Возьмите от меня победу, она по праву принадлежит вам».
За всю свою жизнь я ни разу не проиграл ни одного состязания, сколько бы ни старался. Даже играя в шашки с моими маленькими детьми, сколько бы я ни поддавался и как бы ни переживал, видя, как у них дрожат губы, я все равно каким-то чудом скакал по доске именно туда, куда нужно, и то и дело проходил в дамки. А в душе ругал себя последними словами.
Но оказалось, что я не совсем правильно судил о его чувствах. Я понял их только тогда, когда принц встал, заключил меня в объятия, склонил голову мне на плечо, и сказал, что отныне мы — друзья. Это взволновало меня до глубины души, наполнив все моё существо благодарностью и в то же время горечью. Я сказал:
— Ваше высочество, я счастлив. Я горд.
Он неловким, но трогательным жестом взял меня за руку. Я побагровел от смущения — простительная реакция старого бойца на заслуженную победу. И по-прежнему старался сгладить для него горечь поражения:
— Ваше высочество, у меня за спиной большой опыт. Вы не представляете, насколько большой и какого рода.
И вот что он ответил:
— Я знаю вас, сэр.
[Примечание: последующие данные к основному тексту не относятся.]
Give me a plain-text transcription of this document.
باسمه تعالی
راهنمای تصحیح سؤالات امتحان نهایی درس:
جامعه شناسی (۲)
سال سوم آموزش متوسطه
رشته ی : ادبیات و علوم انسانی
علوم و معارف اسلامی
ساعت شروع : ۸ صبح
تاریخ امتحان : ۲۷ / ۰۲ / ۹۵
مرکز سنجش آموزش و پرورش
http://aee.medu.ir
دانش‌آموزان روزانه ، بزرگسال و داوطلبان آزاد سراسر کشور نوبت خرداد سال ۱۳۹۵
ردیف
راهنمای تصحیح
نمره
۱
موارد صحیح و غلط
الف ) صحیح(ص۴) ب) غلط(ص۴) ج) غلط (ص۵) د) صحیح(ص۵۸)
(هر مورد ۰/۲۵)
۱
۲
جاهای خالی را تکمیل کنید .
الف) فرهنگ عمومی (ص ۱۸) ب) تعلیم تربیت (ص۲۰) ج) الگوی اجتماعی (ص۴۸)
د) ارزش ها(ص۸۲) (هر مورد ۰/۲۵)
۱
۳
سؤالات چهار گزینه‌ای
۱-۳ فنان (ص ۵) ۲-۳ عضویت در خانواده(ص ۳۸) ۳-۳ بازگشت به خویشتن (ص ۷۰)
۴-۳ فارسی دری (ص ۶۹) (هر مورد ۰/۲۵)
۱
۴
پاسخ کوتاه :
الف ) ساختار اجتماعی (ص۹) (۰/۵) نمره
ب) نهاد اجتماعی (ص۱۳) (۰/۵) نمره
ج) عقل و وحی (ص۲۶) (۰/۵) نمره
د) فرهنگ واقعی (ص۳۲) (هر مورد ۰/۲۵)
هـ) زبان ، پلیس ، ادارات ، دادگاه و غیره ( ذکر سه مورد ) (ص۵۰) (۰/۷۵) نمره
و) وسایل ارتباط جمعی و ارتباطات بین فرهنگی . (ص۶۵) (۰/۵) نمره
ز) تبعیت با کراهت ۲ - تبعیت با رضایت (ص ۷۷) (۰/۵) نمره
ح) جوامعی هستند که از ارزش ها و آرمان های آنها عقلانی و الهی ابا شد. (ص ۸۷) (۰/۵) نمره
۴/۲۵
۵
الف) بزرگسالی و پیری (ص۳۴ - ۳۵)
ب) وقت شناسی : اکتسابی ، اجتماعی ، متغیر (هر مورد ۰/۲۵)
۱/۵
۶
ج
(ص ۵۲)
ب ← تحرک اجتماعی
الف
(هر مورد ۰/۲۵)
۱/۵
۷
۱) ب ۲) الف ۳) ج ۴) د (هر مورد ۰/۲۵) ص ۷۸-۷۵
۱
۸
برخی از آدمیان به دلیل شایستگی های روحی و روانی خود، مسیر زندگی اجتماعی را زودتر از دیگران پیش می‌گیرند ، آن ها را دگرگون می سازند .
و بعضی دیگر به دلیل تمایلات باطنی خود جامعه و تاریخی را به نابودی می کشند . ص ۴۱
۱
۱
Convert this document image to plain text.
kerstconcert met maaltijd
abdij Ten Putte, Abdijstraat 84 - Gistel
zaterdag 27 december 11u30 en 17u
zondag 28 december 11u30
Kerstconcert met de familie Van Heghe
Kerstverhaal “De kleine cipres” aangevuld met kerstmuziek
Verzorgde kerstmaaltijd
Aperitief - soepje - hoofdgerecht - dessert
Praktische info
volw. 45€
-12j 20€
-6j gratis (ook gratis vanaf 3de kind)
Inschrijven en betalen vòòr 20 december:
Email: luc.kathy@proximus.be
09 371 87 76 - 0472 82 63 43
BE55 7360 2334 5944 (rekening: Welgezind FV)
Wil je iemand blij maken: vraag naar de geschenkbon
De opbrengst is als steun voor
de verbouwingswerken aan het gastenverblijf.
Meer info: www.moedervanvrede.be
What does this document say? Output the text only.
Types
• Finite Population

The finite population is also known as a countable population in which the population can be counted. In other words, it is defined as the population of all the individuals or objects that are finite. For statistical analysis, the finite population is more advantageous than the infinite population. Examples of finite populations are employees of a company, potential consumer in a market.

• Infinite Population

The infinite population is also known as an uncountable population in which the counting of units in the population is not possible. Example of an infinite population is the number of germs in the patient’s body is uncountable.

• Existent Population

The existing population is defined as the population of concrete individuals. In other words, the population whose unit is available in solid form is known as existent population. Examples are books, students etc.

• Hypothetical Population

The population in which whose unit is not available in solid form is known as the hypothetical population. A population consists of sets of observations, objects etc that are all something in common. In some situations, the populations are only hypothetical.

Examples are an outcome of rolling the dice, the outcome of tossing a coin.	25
О да, теперь я вас знаю.
Стоило нам выйти из хижины, как по запылённой шевелюре Итело и по тому, как он держался сбоку от меня, все сразу узнали о моей победе, так что не успел я надеть тенниску и тропический шлем, как попал под настоящий шквал аплодисментов. Женщины хлопали, соединив запястья, и раскрывали рты примерно на ту же ширину, что и ладошки. Мужчины свистели, закладывая в рот пальцы и широко раздувая щеки. Сам принц, без тени унижения либо зависти, указывал на меня пальцем и улыбался. Я шепнул Ромилайу:
— Знаешь, что? Африканцы — чудесные ребята, я их люблю!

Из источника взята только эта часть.